As she neared the top of the El platform, she was tackled by three Chicago police officers. They asked her why she was Muslim, why she was fasting, and why she covered her face and body.  Adding insult to injury, Ms. Almatar was then arrested and charged with reckless conduct and resisting arrest.  Much of the incident was captured on tape.  The police claimed that the way Ms. Almatar was dressed and the way she carried her backpack (in front instead of on her back), they believed she posed a threat and also would cause a panic amongst the passengers of the train (even though no passengers were seen even turning their heads in the direction of Ms. Almatar).
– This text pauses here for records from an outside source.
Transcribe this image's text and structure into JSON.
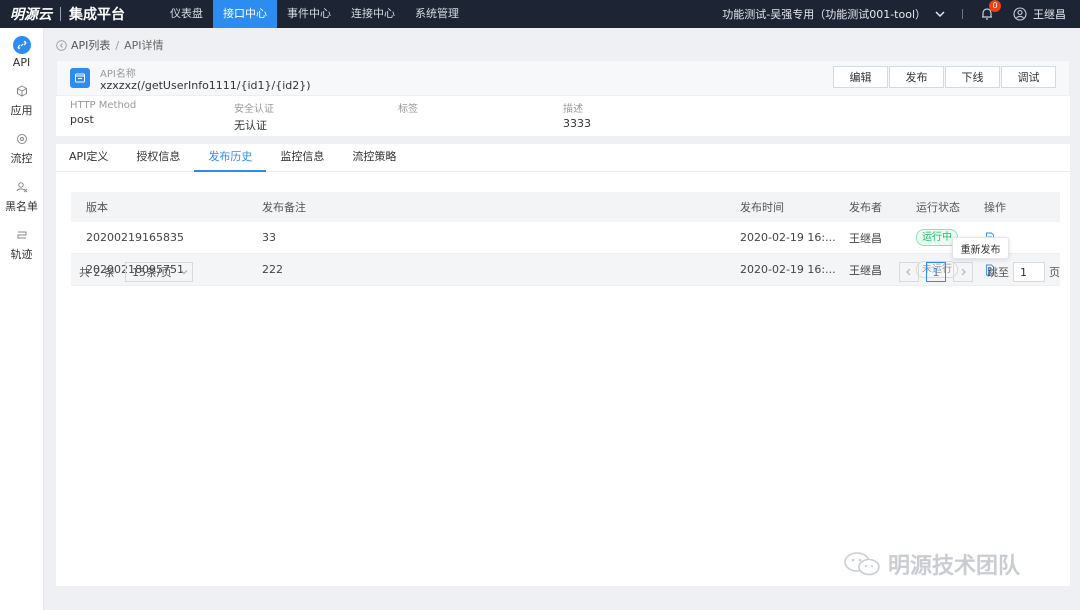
{
  "brand": {
    "logo": "明源云",
    "platform": "集成平台"
  },
  "nav": [
    {
      "label": "仪表盘",
      "active": false
    },
    {
      "label": "接口中心",
      "active": true
    },
    {
      "label": "事件中心",
      "active": false
    },
    {
      "label": "连接中心",
      "active": false
    },
    {
      "label": "系统管理",
      "active": false
    }
  ],
  "top_right": {
    "env": "功能测试-吴强专用（功能测试001-tool）",
    "badge": "0",
    "user": "王继昌"
  },
  "sidebar": [
    {
      "label": "API",
      "icon": "link-icon",
      "active": true
    },
    {
      "label": "应用",
      "icon": "cube-icon",
      "active": false
    },
    {
      "label": "流控",
      "icon": "flow-icon",
      "active": false
    },
    {
      "label": "黑名单",
      "icon": "blacklist-icon",
      "active": false
    },
    {
      "label": "轨迹",
      "icon": "trace-icon",
      "active": false
    }
  ],
  "breadcrumb": {
    "parent": "API列表",
    "separator": "/",
    "current": "API详情"
  },
  "api": {
    "name_label": "API名称",
    "name_value": "xzxzxz(/getUserInfo1111/{id1}/{id2})"
  },
  "actions": {
    "edit": "编辑",
    "publish": "发布",
    "offline": "下线",
    "debug": "调试"
  },
  "meta": {
    "method_label": "HTTP Method",
    "method_value": "post",
    "auth_label": "安全认证",
    "auth_value": "无认证",
    "tag_label": "标签",
    "tag_value": "",
    "desc_label": "描述",
    "desc_value": "3333"
  },
  "tabs": [
    {
      "label": "API定义",
      "active": false
    },
    {
      "label": "授权信息",
      "active": false
    },
    {
      "label": "发布历史",
      "active": true
    },
    {
      "label": "监控信息",
      "active": false
    },
    {
      "label": "流控策略",
      "active": false
    }
  ],
  "table": {
    "headers": {
      "version": "版本",
      "note": "发布备注",
      "time": "发布时间",
      "publisher": "发布者",
      "status": "运行状态",
      "op": "操作"
    },
    "rows": [
      {
        "version": "20200219165835",
        "note": "33",
        "time": "2020-02-19 16:...",
        "publisher": "王继昌",
        "status": "运行中",
        "status_type": "running"
      },
      {
        "version": "20200218095751",
        "note": "222",
        "time": "2020-02-19 16:...",
        "publisher": "王继昌",
        "status": "未运行",
        "status_type": "stopped"
      }
    ]
  },
  "tooltip": "重新发布",
  "pager": {
    "total": "共 2 条",
    "page_size": "15条/页",
    "current": "1",
    "jump_label": "跳至",
    "jump_value": "1",
    "page_word": "页"
  },
  "watermark": "明源技术团队",
  "colors": {
    "accent": "#2d8cf0",
    "topbar": "#1d2433",
    "running": "#19be6b"
  }
}
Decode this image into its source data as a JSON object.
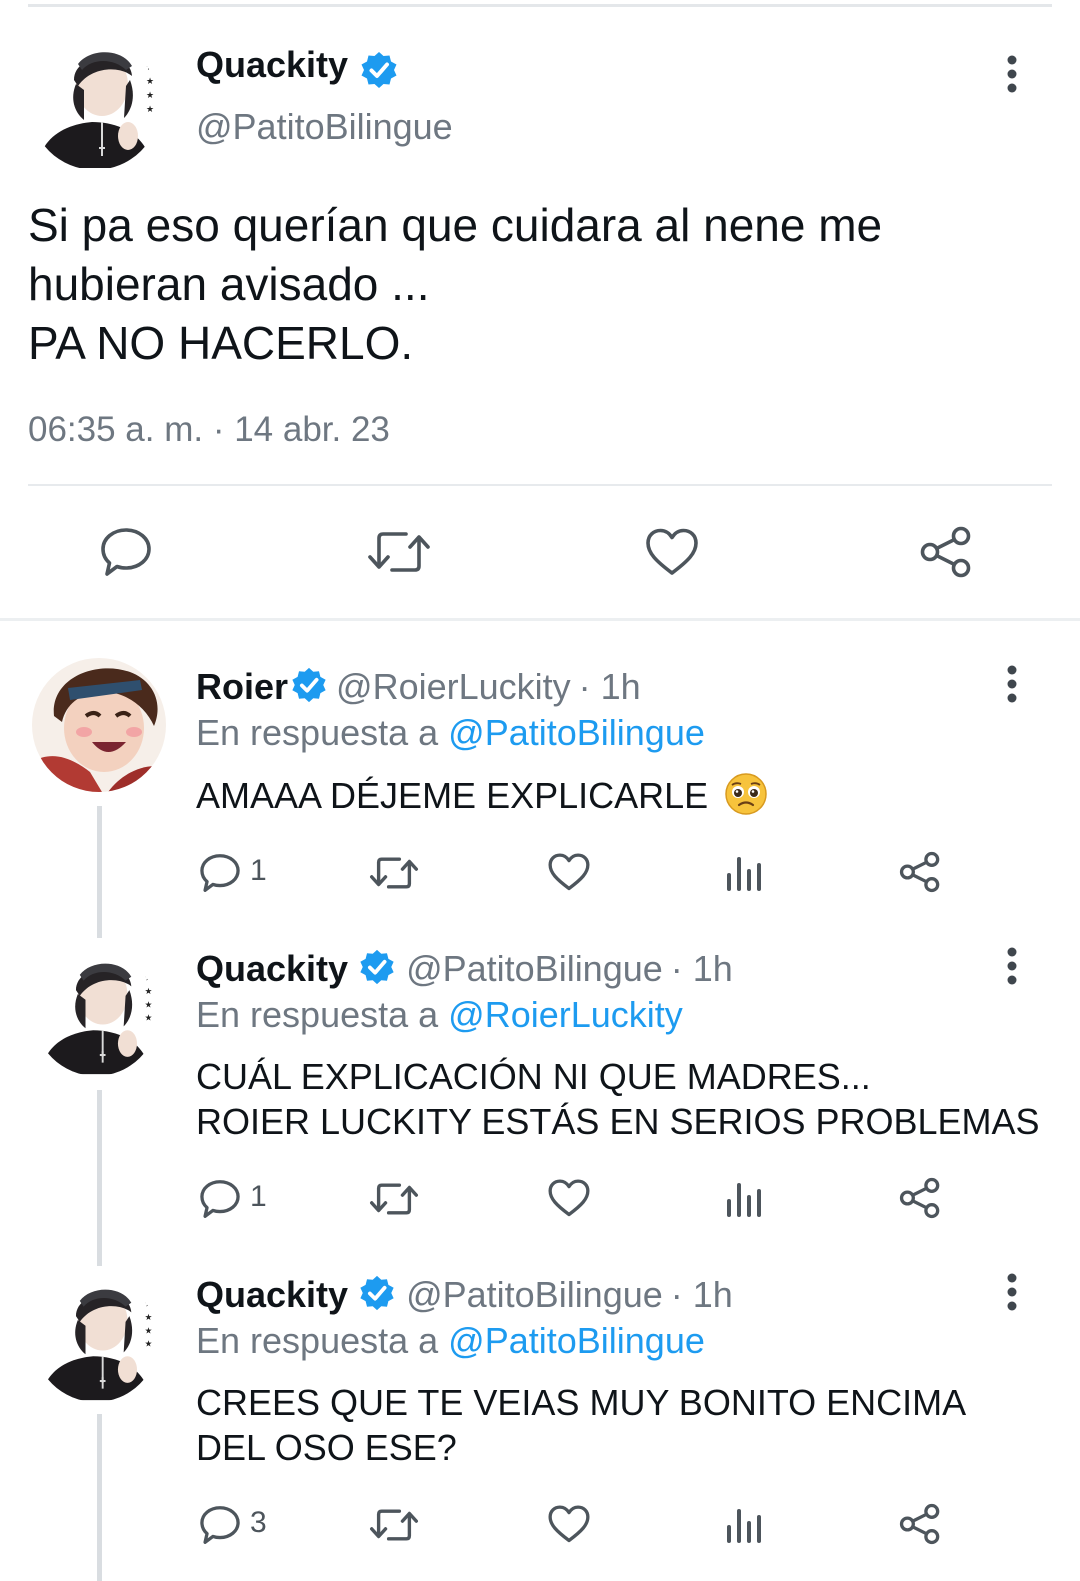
{
  "main_tweet": {
    "name": "Quackity",
    "handle": "@PatitoBilingue",
    "lines": [
      "Si pa eso querían que cuidara al nene me",
      "hubieran avisado ...",
      "PA NO HACERLO."
    ],
    "timestamp": "06:35 a. m. · 14 abr. 23"
  },
  "replies": [
    {
      "name": "Roier",
      "handle": "@RoierLuckity",
      "time": "· 1h",
      "reply_prefix": "En respuesta a",
      "reply_to": "@PatitoBilingue",
      "text": "AMAAA DÉJEME EXPLICARLE",
      "emoji": "pleading-face",
      "reply_count": "1"
    },
    {
      "name": "Quackity",
      "handle": "@PatitoBilingue",
      "time": "· 1h",
      "reply_prefix": "En respuesta a",
      "reply_to": "@RoierLuckity",
      "lines": [
        "CUÁL EXPLICACIÓN NI QUE MADRES...",
        "ROIER LUCKITY ESTÁS EN SERIOS PROBLEMAS"
      ],
      "reply_count": "1"
    },
    {
      "name": "Quackity",
      "handle": "@PatitoBilingue",
      "time": "· 1h",
      "reply_prefix": "En respuesta a",
      "reply_to": "@PatitoBilingue",
      "lines": [
        "CREES QUE TE VEIAS MUY BONITO ENCIMA",
        "DEL OSO ESE?"
      ],
      "reply_count": "3"
    }
  ],
  "colors": {
    "link": "#1d9bf0",
    "muted": "#6e7781",
    "verified": "#1d9bf0"
  }
}
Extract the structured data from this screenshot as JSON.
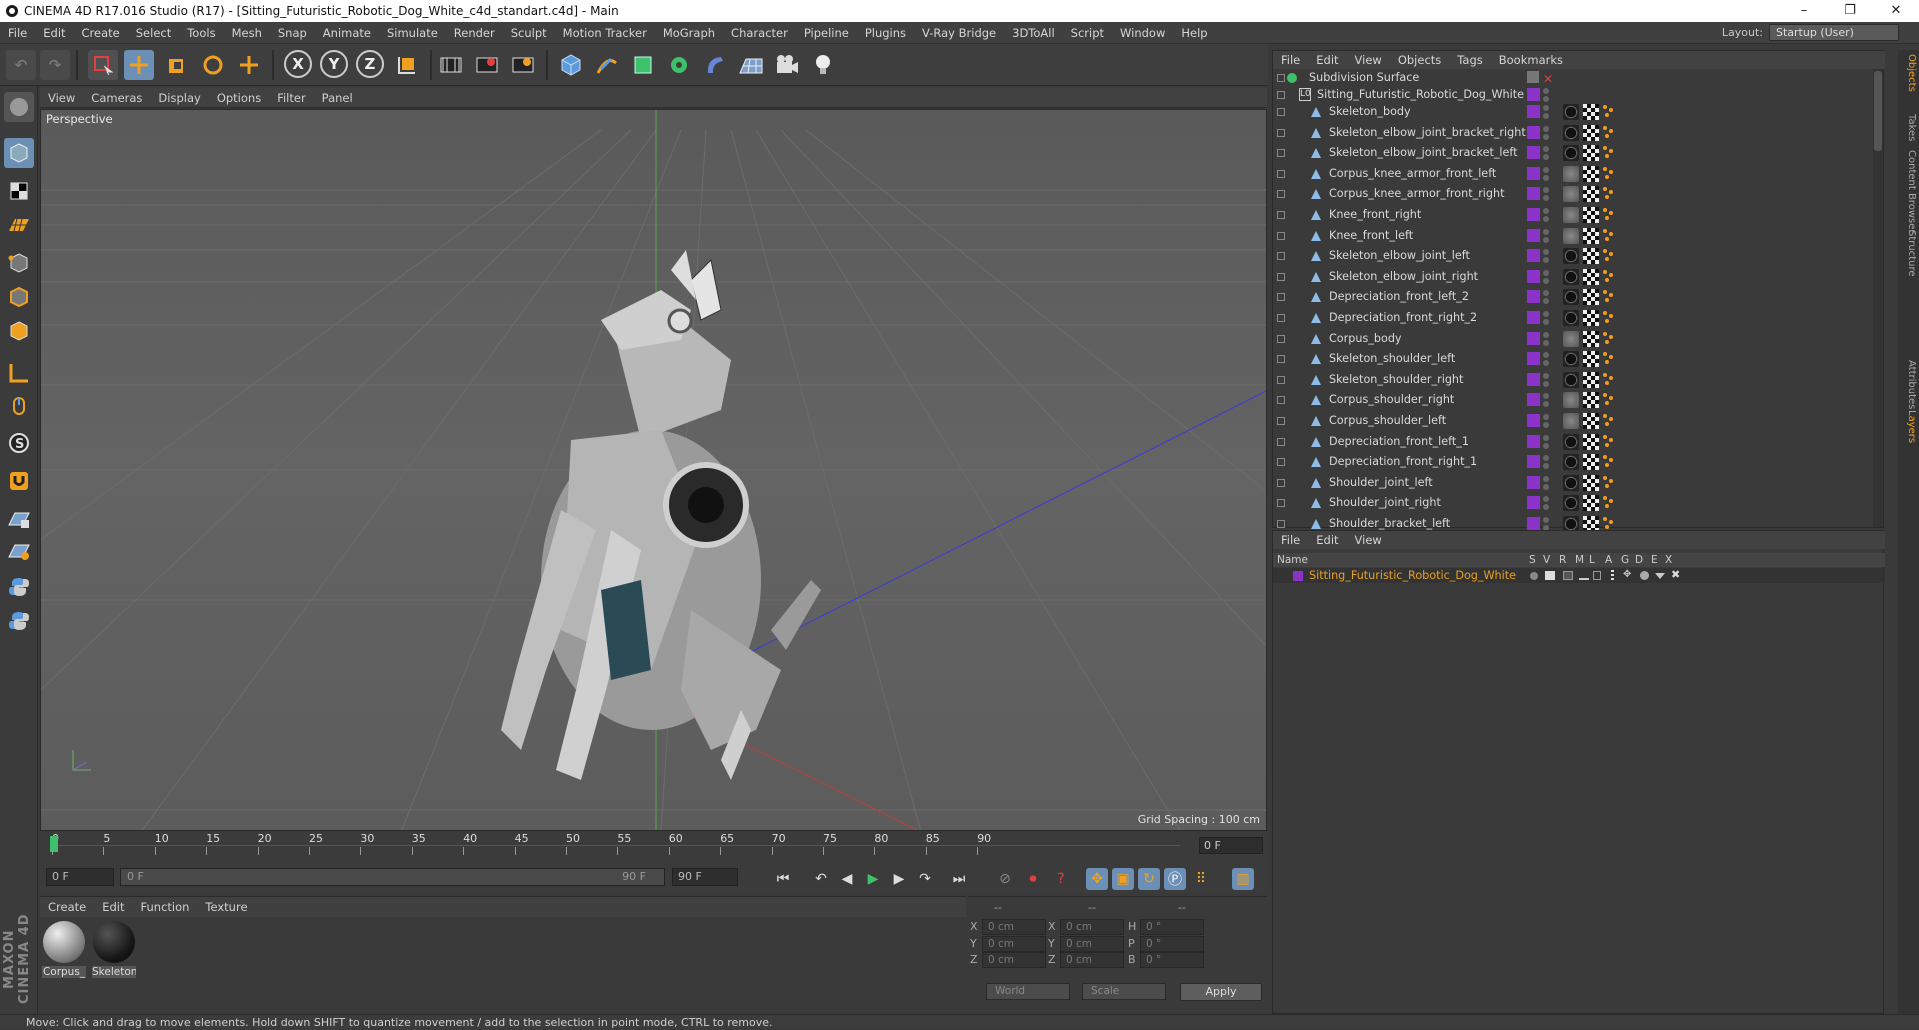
{
  "window": {
    "title": "CINEMA 4D R17.016 Studio (R17) - [Sitting_Futuristic_Robotic_Dog_White_c4d_standart.c4d] - Main",
    "controls": [
      "–",
      "❐",
      "✕"
    ]
  },
  "menubar": {
    "items": [
      "File",
      "Edit",
      "Create",
      "Select",
      "Tools",
      "Mesh",
      "Snap",
      "Animate",
      "Simulate",
      "Render",
      "Sculpt",
      "Motion Tracker",
      "MoGraph",
      "Character",
      "Pipeline",
      "Plugins",
      "V-Ray Bridge",
      "3DToAll",
      "Script",
      "Window",
      "Help"
    ],
    "layout_label": "Layout:",
    "layout_value": "Startup (User)"
  },
  "toolbar": {
    "axis_x": "X",
    "axis_y": "Y",
    "axis_z": "Z"
  },
  "viewport": {
    "menu": [
      "View",
      "Cameras",
      "Display",
      "Options",
      "Filter",
      "Panel"
    ],
    "label": "Perspective",
    "grid_spacing": "Grid Spacing : 100 cm"
  },
  "timeline": {
    "ticks": [
      "0",
      "5",
      "10",
      "15",
      "20",
      "25",
      "30",
      "35",
      "40",
      "45",
      "50",
      "55",
      "60",
      "65",
      "70",
      "75",
      "80",
      "85",
      "90"
    ],
    "current_frame": "0 F",
    "start_field": "0 F",
    "range_start": "0 F",
    "range_end": "90 F",
    "end_field": "90 F"
  },
  "materials": {
    "menu": [
      "Create",
      "Edit",
      "Function",
      "Texture"
    ],
    "items": [
      {
        "name": "Corpus_"
      },
      {
        "name": "Skeleton"
      }
    ]
  },
  "coordinates": {
    "header": [
      "--",
      "--",
      "--"
    ],
    "rows": [
      {
        "a": "X",
        "av": "0 cm",
        "b": "X",
        "bv": "0 cm",
        "c": "H",
        "cv": "0 °"
      },
      {
        "a": "Y",
        "av": "0 cm",
        "b": "Y",
        "bv": "0 cm",
        "c": "P",
        "cv": "0 °"
      },
      {
        "a": "Z",
        "av": "0 cm",
        "b": "Z",
        "bv": "0 cm",
        "c": "B",
        "cv": "0 °"
      }
    ],
    "mode1": "World",
    "mode2": "Scale",
    "apply": "Apply"
  },
  "objects": {
    "menu": [
      "File",
      "Edit",
      "View",
      "Objects",
      "Tags",
      "Bookmarks"
    ],
    "root": "Subdivision Surface",
    "group": "Sitting_Futuristic_Robotic_Dog_White",
    "items": [
      {
        "name": "Skeleton_body",
        "mat": "dark"
      },
      {
        "name": "Skeleton_elbow_joint_bracket_right",
        "mat": "dark"
      },
      {
        "name": "Skeleton_elbow_joint_bracket_left",
        "mat": "dark"
      },
      {
        "name": "Corpus_knee_armor_front_left",
        "mat": "light"
      },
      {
        "name": "Corpus_knee_armor_front_right",
        "mat": "light"
      },
      {
        "name": "Knee_front_right",
        "mat": "light"
      },
      {
        "name": "Knee_front_left",
        "mat": "light"
      },
      {
        "name": "Skeleton_elbow_joint_left",
        "mat": "dark"
      },
      {
        "name": "Skeleton_elbow_joint_right",
        "mat": "dark"
      },
      {
        "name": "Depreciation_front_left_2",
        "mat": "dark"
      },
      {
        "name": "Depreciation_front_right_2",
        "mat": "dark"
      },
      {
        "name": "Corpus_body",
        "mat": "light"
      },
      {
        "name": "Skeleton_shoulder_left",
        "mat": "dark"
      },
      {
        "name": "Skeleton_shoulder_right",
        "mat": "dark"
      },
      {
        "name": "Corpus_shoulder_right",
        "mat": "light"
      },
      {
        "name": "Corpus_shoulder_left",
        "mat": "light"
      },
      {
        "name": "Depreciation_front_left_1",
        "mat": "dark"
      },
      {
        "name": "Depreciation_front_right_1",
        "mat": "dark"
      },
      {
        "name": "Shoulder_joint_left",
        "mat": "dark"
      },
      {
        "name": "Shoulder_joint_right",
        "mat": "dark"
      },
      {
        "name": "Shoulder_bracket_left",
        "mat": "dark"
      }
    ]
  },
  "layers": {
    "menu": [
      "File",
      "Edit",
      "View"
    ],
    "columns": [
      "Name",
      "S",
      "V",
      "R",
      "M",
      "L",
      "A",
      "G",
      "D",
      "E",
      "X"
    ],
    "row_name": "Sitting_Futuristic_Robotic_Dog_White"
  },
  "sidetabs": [
    "Objects",
    "Takes",
    "Content Browser",
    "Structure",
    "Attributes",
    "Layers"
  ],
  "status": "Move: Click and drag to move elements. Hold down SHIFT to quantize movement / add to the selection in point mode, CTRL to remove.",
  "logo": "MAXON CINEMA 4D",
  "colors": {
    "accent": "#8b32c8",
    "orange": "#f39b1a",
    "layer_text": "#e8a020"
  }
}
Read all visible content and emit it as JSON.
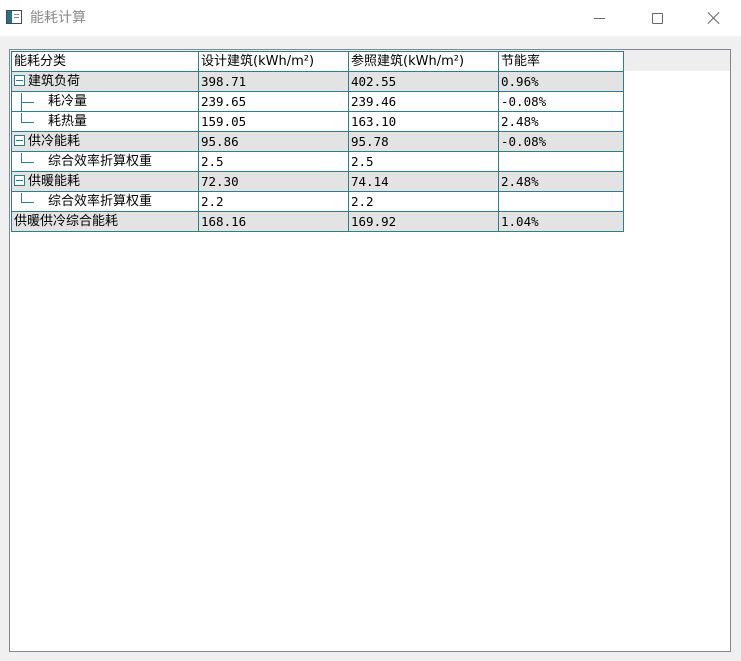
{
  "window": {
    "title": "能耗计算",
    "icon": "app-window-icon",
    "controls": [
      "minimize-icon",
      "maximize-icon",
      "close-icon"
    ]
  },
  "table": {
    "headers": {
      "category": "能耗分类",
      "design": "设计建筑(kWh/m²)",
      "reference": "参照建筑(kWh/m²)",
      "saving": "节能率"
    },
    "rows": [
      {
        "kind": "group",
        "label": "建筑负荷",
        "design": "398.71",
        "reference": "402.55",
        "saving": "0.96%"
      },
      {
        "kind": "child",
        "label": "耗冷量",
        "design": "239.65",
        "reference": "239.46",
        "saving": "-0.08%"
      },
      {
        "kind": "child-last",
        "label": "耗热量",
        "design": "159.05",
        "reference": "163.10",
        "saving": "2.48%"
      },
      {
        "kind": "group",
        "label": "供冷能耗",
        "design": "95.86",
        "reference": "95.78",
        "saving": "-0.08%"
      },
      {
        "kind": "child-last",
        "label": "综合效率折算权重",
        "design": "2.5",
        "reference": "2.5",
        "saving": ""
      },
      {
        "kind": "group",
        "label": "供暖能耗",
        "design": "72.30",
        "reference": "74.14",
        "saving": "2.48%"
      },
      {
        "kind": "child-last",
        "label": "综合效率折算权重",
        "design": "2.2",
        "reference": "2.2",
        "saving": ""
      },
      {
        "kind": "total",
        "label": "供暖供冷综合能耗",
        "design": "168.16",
        "reference": "169.92",
        "saving": "1.04%"
      }
    ]
  }
}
At trial, the Chicago Transit Association (“CTA”) video showed that Ms. Almatar was tackled from behind on the floor of the platform, manhandled by six police officers in front of commuters, several of whom used their cell phones to videotape the search and arrest.  She was subsequently strip searched, humiliated, and demeaned.

The CTA video contradicted the officers’ claims that they yelled “stop.”  No one depicted in the video turned in response, even though Ms. Almatar was surrounded by other commuters.  Ms. Almatar was acquitted of all charges.

The evident lack of religious sensitivity from the officers was troubling.  When asked what cultural training he had with regard to Muslims, one officer responded that his only cultural training was received during terrorism training.  Also troubling was that this prosecution went forward despite video evidence that contradicted the officers’ claims as well as arguing at trial that the police officers were justified in tackling Ms. Almatar based on what she was wearing.

Ms. Almatar hired two private attorneys at the beginning of the case who eventually withdrew.  With no money to afford an attorney, the Law Office of the Cook County Public Defender was appointed to represent Ms. Almatar.  Assistant Public Defenders Camille Durham and Aaron Goldstein tried the case.  Every day Public Defenders represent the indigent without regard to race, religion, ethnicity or gender.  Cook County Public Defender Amy Campanelli has always stressed that our office takes a strong stance against discrimination and that our office stands for the equal and fair treatment of all. 

The case drew a lot of media and community attention.  Community activist Imam Abdul Malik Mujahid attended the trial and not only was ecstatic over the verdict but also came away with a tremendous respect for the work that our Office does.  Explained Mr. Mujahid, “thanks to the public defender, they did a marvelous job…  On behalf of the Muslim community and all the citizens I would say that’s the tax money’s best use . . . [what the public defenders did] was simply amazing.”